3 comments

  • RickJWagner 18 minutes ago
    Supply chain security is not easy, but it’s an important defense. Red Hat has done some good work in this area.
  • Chris2048 1 hour ago
    Looking at the Debian example: https://in-toto.io/docs/examples/debian/

    Does Debian already provide signature on .deb files (that is, provide a manifest of their hashes and and sign each)? If so, you could potentially d/l the files from any source/mirror?

    • marksomnian 38 minutes ago
      To answer your question:

      > Does Debian already provide signature on .deb files (that is, provide a manifest of their hashes and and sign each)?

      Yes it does. If you look at https://ftp.debian.org/debian/dists/trixie/InRelease it's a PGP-signed file containing a list of files and their hashes. Each of those files (eg https://ftp.debian.org/debian/dists/trixie/main/binary-amd64...) then contains a list of .deb files along with their shasums. In other words, a Debian repo is a set of deb files, metadata files with their hashes, index files with hashes of the metadata files, and PGP signatures for the indexes, so the whole chain can be verified.

      This means that anyone can set up a deb mirror by (essentially, there's some extra steps) copying that entire structure and the integrity is guaranteed because only the upstream admins can sign the metadata.

    • marksomnian 42 minutes ago
      That's exactly where I keep getting caught. I've looked at in-toto a number of times, and each time I've been left wondering "how is this better than a signed list of hashes?".

      Which I suppose is what in-toto is at its core, but it's taken me a long time and lots of reading to get to that point, and I'm not seeing the advantages of it (except it being a standard, OK, fair enough).

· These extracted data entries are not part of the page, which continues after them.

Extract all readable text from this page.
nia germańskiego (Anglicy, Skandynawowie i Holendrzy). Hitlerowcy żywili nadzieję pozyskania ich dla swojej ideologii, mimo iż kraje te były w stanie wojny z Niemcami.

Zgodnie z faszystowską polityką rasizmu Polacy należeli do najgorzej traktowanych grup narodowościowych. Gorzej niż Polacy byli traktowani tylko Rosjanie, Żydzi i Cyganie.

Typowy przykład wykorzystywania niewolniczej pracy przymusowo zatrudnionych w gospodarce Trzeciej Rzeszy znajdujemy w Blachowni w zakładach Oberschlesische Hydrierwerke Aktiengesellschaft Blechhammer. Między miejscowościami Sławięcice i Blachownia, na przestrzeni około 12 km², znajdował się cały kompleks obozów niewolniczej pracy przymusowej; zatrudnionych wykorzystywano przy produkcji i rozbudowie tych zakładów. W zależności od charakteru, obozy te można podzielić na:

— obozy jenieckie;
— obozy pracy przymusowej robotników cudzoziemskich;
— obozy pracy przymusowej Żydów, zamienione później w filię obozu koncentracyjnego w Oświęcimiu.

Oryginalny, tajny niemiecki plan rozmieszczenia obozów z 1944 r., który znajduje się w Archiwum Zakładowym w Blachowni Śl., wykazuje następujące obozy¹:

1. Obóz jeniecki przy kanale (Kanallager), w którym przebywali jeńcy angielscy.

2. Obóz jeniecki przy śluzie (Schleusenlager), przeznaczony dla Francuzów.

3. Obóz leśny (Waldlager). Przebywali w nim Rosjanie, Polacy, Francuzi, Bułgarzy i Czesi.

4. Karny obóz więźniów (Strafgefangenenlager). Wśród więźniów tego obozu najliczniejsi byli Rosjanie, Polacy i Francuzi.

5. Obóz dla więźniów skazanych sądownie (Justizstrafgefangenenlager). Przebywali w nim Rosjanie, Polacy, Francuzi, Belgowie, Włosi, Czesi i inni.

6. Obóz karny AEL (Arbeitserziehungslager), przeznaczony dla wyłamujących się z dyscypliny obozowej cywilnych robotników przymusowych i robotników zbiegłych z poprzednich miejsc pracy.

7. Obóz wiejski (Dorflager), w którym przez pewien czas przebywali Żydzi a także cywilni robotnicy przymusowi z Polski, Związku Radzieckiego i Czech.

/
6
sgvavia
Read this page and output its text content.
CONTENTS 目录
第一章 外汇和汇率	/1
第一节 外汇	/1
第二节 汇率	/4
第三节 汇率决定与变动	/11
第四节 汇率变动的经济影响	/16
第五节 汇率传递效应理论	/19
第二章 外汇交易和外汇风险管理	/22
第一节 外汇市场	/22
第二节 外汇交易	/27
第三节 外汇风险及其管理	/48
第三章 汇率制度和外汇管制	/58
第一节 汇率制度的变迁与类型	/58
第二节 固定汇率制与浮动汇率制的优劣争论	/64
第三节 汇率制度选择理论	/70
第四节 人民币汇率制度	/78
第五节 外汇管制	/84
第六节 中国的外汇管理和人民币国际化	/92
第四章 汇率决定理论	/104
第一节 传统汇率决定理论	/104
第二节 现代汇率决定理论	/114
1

      I must be missing something.

      • uecker 14 minutes ago
        I assume it is meant to not only have hashes of the final output, but also securely record all steps done by the right people and the right inputs during build the software. But this solves the wrong (^1 problems while still leaving the door open for malware. Reproducible builds are the right step forward if you actually care about security of free software ecosystem.

        1. I guess this depend on your position. In the context of remote attestation, I think this is also even dangerous / evil.